Speaking on the occasion of World Human Rights Day, which was marked on Wednesday, main opposition Republican People’s Party (CHP) İstanbul deputy Umut Oran said the Justice and Development Party (AK Party) government’s policy to defend a 10 percent election threshold which was introduced by coup leader Kenan Evren in the 1980s should be considered a violation of human rights.

Turkey currently uses a proportional election system with a party list, also known as the d’Hondt system, as opposed to a plural-majority or semi-proportional system. A 10 percent national election threshold was added to the present system to produce stronger parties and avoid fragmentation and unstable governments.

Speaking to Today’s Zaman in Parliament, Oran claimed that human rights does not have any value for the AK Party as it uses coup time practices to retain its political power. According to Oran, the election threshold is one of the reasons for today’s distorted political system, which causes millions of votes below the threshold to go to waste. Oran said one of the most meaningful steps today to take for human rights and a free future in the country is to fight against the election threshold.

Quoting from a meeting he had last week with President Gianni Buquicchio of the Venice Commission, the advisory body to the Council of Europe, Oran noted that not more than a 5 percent election threshold is acceptable according to European Court of Human Rights (ECtHR) standards.

Oran, who made an individual application on Dec. 3 to the Constitutional Court to remove the election threshold because it violates individual rights, said the top court — or more specifically, its president, Haşim Kılıç — recently stated that it is considering whether the election threshold is a rights violation. Oran told Today’s Zaman it is necessary to have a reasonable election threshold to bring a government into power which defends a secular and democratic state of law.

However, according to Article 67 of the Constitution, no changes to the election law that are introduced less than a year before an election will be put into effect for that election.

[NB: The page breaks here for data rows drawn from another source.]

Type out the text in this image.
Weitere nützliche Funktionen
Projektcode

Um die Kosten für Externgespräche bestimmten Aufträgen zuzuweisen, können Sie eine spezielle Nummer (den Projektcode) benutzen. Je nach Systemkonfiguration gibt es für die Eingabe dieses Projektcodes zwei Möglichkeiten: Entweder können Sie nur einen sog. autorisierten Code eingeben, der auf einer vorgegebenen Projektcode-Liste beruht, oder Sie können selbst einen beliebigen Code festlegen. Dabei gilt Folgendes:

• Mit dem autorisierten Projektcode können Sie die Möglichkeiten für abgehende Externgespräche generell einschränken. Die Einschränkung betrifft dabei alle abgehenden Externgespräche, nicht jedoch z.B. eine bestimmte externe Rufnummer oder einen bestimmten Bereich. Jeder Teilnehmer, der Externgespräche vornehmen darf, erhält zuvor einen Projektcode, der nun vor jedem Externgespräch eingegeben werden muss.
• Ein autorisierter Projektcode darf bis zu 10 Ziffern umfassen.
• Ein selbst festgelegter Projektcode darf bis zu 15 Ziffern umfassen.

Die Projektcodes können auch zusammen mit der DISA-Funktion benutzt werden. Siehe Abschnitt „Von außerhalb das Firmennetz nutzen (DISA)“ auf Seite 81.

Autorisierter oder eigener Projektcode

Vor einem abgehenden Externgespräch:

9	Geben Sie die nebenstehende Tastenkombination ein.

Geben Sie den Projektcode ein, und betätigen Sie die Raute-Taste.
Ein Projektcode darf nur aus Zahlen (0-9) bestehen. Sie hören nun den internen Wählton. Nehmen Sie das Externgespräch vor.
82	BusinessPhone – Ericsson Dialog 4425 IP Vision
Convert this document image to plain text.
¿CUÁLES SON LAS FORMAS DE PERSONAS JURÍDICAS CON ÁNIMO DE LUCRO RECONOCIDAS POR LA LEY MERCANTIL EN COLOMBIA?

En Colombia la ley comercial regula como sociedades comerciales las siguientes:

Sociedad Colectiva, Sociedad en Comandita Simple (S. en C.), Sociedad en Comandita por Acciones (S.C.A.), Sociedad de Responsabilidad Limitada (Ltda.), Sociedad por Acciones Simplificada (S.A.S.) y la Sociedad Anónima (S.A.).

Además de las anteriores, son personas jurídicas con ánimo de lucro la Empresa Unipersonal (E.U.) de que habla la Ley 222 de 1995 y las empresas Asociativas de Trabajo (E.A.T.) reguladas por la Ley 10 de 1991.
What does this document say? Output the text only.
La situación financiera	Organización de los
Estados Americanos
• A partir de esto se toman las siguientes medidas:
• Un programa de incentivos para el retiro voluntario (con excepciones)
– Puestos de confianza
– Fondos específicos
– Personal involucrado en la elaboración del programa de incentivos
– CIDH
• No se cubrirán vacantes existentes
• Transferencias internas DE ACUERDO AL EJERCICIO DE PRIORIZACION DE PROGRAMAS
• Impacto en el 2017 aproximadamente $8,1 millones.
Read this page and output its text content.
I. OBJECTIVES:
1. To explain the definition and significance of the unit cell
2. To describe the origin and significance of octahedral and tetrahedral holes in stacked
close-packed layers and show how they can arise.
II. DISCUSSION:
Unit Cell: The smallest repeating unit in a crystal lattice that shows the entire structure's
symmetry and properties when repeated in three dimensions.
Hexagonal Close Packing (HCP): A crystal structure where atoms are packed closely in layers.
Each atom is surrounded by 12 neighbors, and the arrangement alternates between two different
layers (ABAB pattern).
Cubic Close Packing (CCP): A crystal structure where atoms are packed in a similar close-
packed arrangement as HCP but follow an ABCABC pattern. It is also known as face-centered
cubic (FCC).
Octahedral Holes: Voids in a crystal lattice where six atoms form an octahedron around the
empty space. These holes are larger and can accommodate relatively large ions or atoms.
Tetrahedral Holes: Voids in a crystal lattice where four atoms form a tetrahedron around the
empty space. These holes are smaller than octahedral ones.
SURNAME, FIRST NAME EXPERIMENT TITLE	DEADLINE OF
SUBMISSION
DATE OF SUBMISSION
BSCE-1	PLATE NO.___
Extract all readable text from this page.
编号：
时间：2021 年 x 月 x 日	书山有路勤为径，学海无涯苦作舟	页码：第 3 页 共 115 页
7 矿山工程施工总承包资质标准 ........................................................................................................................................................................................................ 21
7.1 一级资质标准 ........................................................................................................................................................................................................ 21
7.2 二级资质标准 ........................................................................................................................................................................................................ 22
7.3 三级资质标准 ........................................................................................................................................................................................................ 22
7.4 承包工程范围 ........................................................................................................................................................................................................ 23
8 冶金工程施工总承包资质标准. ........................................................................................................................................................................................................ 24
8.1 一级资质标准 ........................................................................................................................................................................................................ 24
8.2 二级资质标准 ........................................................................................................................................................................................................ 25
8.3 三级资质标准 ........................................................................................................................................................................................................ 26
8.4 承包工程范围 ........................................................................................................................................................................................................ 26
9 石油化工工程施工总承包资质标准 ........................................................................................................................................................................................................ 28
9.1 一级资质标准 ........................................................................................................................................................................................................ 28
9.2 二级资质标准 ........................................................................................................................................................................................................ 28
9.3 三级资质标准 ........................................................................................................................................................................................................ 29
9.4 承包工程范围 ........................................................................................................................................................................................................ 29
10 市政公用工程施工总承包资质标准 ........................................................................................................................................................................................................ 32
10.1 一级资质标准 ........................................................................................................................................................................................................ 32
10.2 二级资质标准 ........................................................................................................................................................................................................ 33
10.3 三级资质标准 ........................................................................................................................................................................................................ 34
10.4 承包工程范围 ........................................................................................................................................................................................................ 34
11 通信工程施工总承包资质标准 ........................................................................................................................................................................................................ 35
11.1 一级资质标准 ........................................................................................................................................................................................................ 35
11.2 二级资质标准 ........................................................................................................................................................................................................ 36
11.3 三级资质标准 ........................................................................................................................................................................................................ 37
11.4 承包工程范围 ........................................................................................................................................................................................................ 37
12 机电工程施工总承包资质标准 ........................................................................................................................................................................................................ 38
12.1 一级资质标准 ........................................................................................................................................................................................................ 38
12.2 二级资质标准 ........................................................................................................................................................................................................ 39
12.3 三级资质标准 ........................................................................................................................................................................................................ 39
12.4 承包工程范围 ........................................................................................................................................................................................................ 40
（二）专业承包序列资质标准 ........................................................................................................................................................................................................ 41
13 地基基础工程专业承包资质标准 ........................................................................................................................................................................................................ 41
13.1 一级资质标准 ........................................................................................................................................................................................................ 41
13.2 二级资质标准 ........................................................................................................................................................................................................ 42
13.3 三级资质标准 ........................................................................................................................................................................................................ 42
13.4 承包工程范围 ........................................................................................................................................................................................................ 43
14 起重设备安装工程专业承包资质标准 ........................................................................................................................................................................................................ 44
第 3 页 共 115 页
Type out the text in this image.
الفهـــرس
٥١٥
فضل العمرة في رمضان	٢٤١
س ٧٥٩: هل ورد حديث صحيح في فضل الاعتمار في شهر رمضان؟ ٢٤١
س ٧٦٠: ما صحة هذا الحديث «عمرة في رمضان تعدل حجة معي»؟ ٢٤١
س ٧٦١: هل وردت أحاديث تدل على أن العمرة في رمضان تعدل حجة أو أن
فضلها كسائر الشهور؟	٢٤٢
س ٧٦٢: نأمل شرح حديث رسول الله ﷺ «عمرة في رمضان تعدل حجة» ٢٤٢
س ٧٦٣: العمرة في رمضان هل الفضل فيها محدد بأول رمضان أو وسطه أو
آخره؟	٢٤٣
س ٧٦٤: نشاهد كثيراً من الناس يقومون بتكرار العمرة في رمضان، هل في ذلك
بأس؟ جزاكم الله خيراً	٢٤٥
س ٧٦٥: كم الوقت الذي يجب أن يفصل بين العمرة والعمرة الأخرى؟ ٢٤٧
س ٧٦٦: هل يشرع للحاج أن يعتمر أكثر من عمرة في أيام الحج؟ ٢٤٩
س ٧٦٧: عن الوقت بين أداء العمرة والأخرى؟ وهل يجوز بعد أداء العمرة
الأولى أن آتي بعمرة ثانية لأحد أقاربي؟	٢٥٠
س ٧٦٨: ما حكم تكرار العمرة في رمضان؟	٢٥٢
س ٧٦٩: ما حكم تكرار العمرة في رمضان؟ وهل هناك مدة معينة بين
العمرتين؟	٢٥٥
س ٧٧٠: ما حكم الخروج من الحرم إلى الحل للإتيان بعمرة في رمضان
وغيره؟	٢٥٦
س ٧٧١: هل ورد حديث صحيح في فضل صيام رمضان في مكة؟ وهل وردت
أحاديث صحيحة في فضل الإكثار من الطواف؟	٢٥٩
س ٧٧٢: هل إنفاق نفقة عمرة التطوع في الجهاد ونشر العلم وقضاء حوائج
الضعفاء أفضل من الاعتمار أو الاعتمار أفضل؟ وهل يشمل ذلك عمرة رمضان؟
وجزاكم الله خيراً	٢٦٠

Oran stated that he had requested both the removal of the threshold and an order that a decision on that removal take effect immediately, as the issue is about the violation of a right.

If the Constitutional Court finds that the current 10 percent election threshold violates individual rights because it is too high, and that the verdict must be put into effect immediately, this would deal a heavy blow to the ruling party, which has won dozens of “extra seats” in Parliament thanks to the extremely high threshold.

Kılıç said on Nov. 30 that the top court is expected to deliver a verdict within a couple of weeks regarding whether or not the 10 percent election threshold should be applied in the upcoming elections.